栄養性二次性副甲状腺機能亢進症(NSH)は馬の代謝性骨疾患であり、カルシウムの欠乏が原因です。
過剰なリンを含む飼料 (小麦ふすまベースの飼料を20%以上含む) を摂取した馬、新鮮な牧草、雑草、干し草を摂取した馬、または大量のシュウ酸塩 (シュウ酸) を含む飼料を大量に摂取した馬の結果です。

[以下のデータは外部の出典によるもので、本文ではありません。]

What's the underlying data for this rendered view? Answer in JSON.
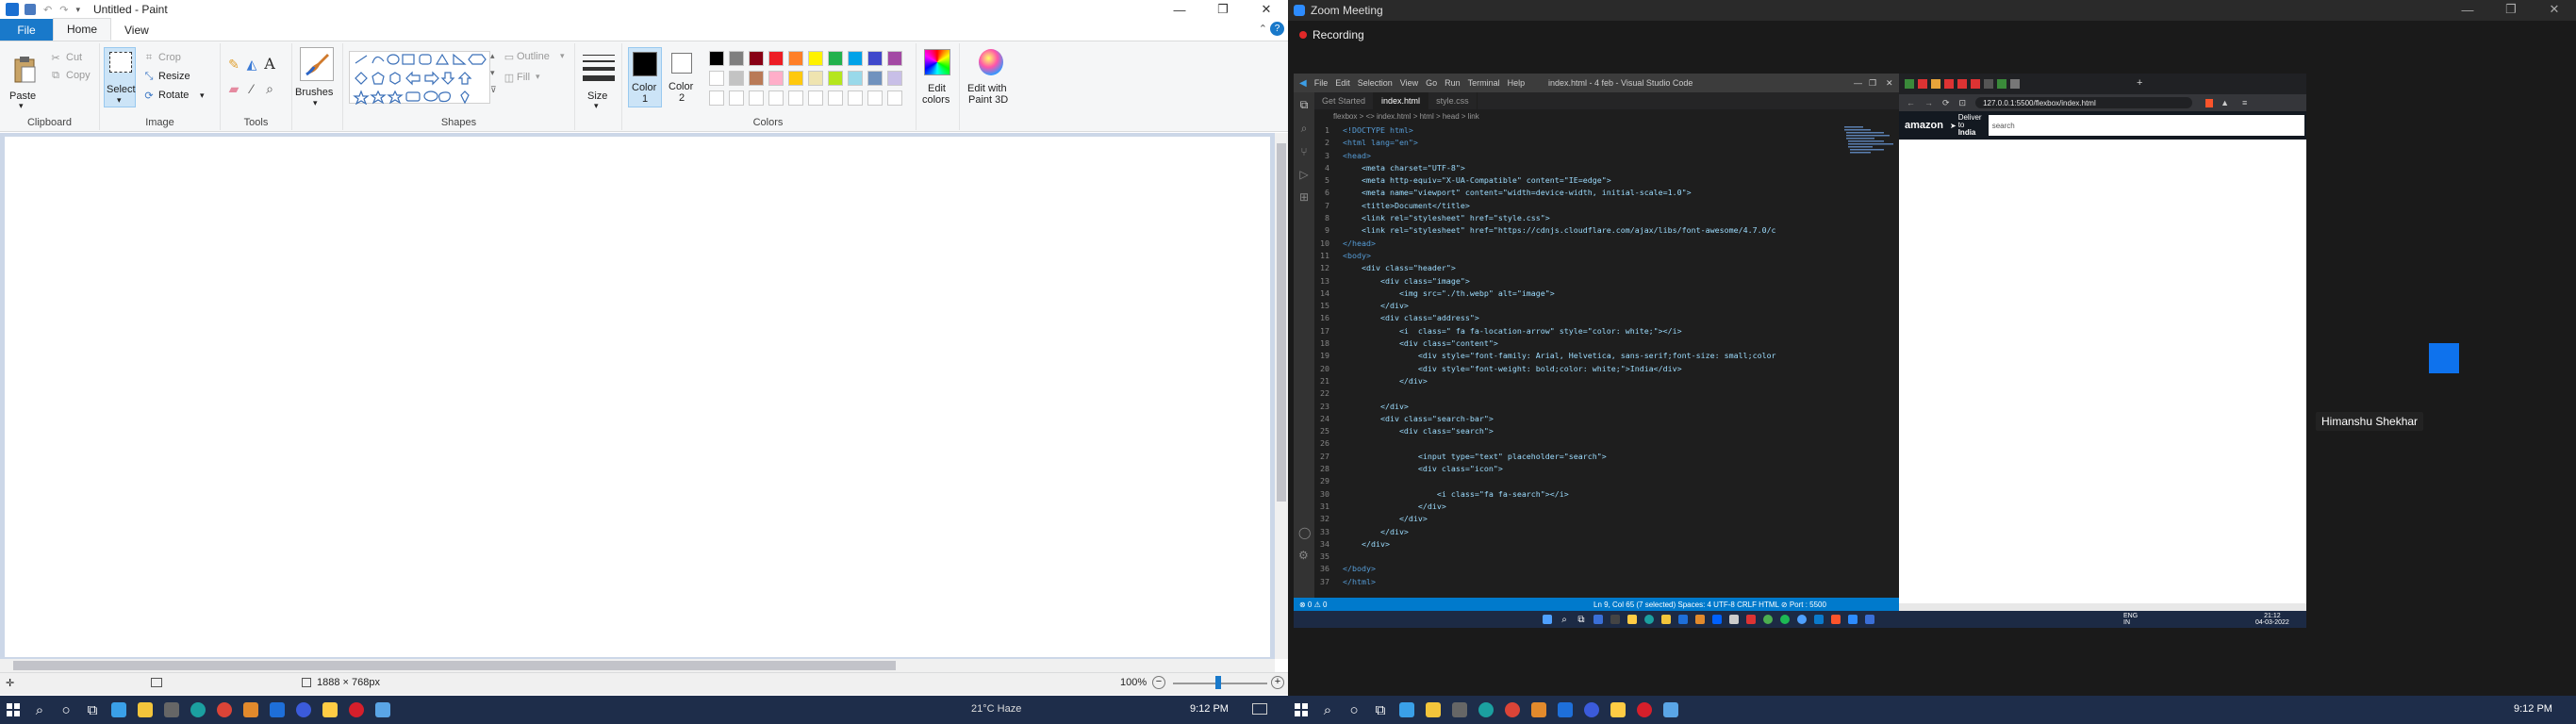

摂取されると、シュウ酸塩はカルシウム (Ca) 、マグネシウム (Mg) および鉄 (Fe) などの微量ミネラルと結合し、小腸で吸収されなくなります。
これはCa/P比の障害をもたらし、骨ミネラルの過剰な動員をもたらす。骨を脱灰することで、馬は弱くなり、顔の変形や跛行などの症状が出てきます。
症状
●下顎骨の腫れ
●動揺歯
●ぼんやり、間欠的な跛行
●短い硬直した歩行
●体重減少
●体調不良
●嗜眠
●成長率の低下
診断
●病歴
●臨床兆候
●身体診察
●食餌分析
●臨床検査
治療
※カルシウム摂取量を維持量の2~3倍まで2週間増加させる。
※馬の維持に必要なカルシウムを増やし、理想的なカルシウムとリンの比率に戻す。
※馬房休養
※非ステロイド性抗炎症薬
※シュウ酸塩を含む植物を牧草地からの除去
予防
※馬にバランスの良い食餌を与える。
※シュウ酸塩を含む植物を牧草や干し草から除去する。
※栄養バランスをチェックするため、定期的に穀物、土壌、干し草の分析を行う。
※食餌にカルシウムを補給する。